といっても木を切ったり運んだりがメインで仕事はほとんど大工さんまかせだ。


「お頭ー!あとどれくらいでできそう!」


「そうだなーこの調子だと冬は越すだろうなー。」


「まじかー!」


暖かいお家で暮らすには遠いなー!


ウェアウルフ達は興味津々で私達を眺めていた。


いや手伝おうよ。


「手伝えばよいのか?何をすればよい?」


「声に出てたわ。じゃあとりあえず木を切って運ぶのを手伝ってよ。」


「あいわかった。」


ウェアウルフ達と人間達がえっちらほっちら。


頑張った結果、一冬で何とか十件の家を建てることができた!


一軒に3人が暮らす計算、そこから増えてもいいように余裕をもって4、5人が暮らせる設計だ。
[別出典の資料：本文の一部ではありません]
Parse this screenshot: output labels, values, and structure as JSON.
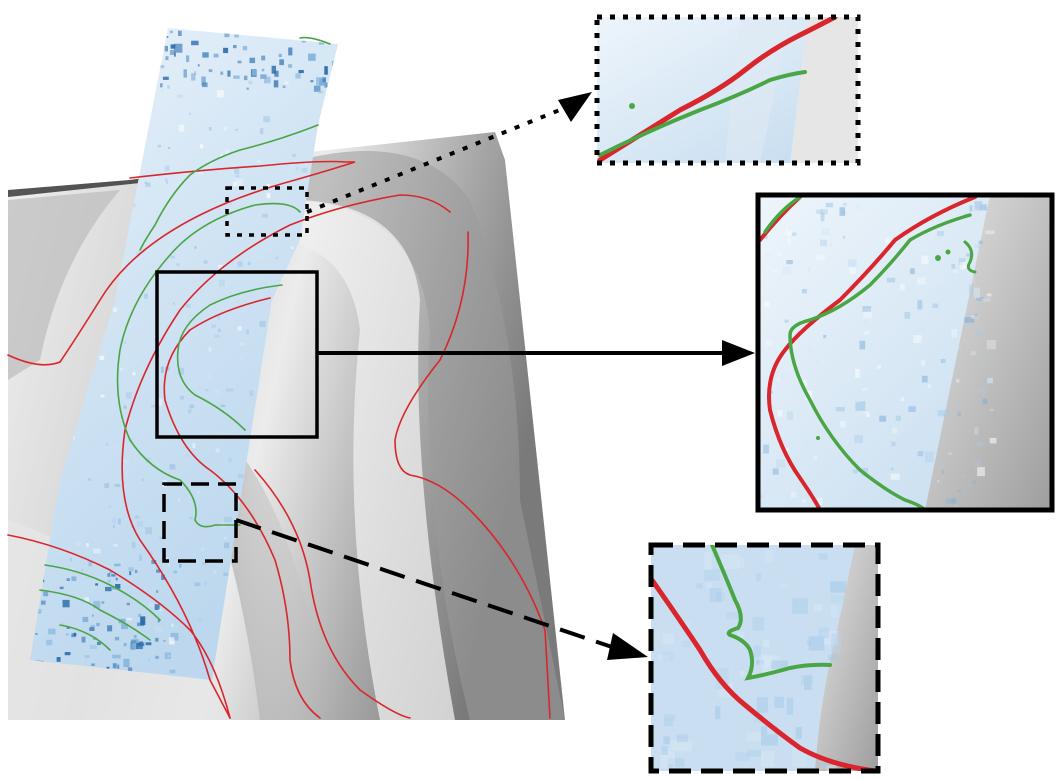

「よし!ではまず家の暮らし方を教える!まず第一に掃除!」


「掃除だと?それならしている。」


「まだまだ掃除してない!家は綺麗に保ちましょう!ってことでまず掃除の仕方を教える!」


その後も苦労しながらなんとかトイレとお風呂、ベッドの使い方を教えることに成功した。


人間にとっての必要最低限の生活、プライスレス。


カノイ・マークガーフ、11歳、必要最低限の生活の大切さを改めて感じる冬の出来事である。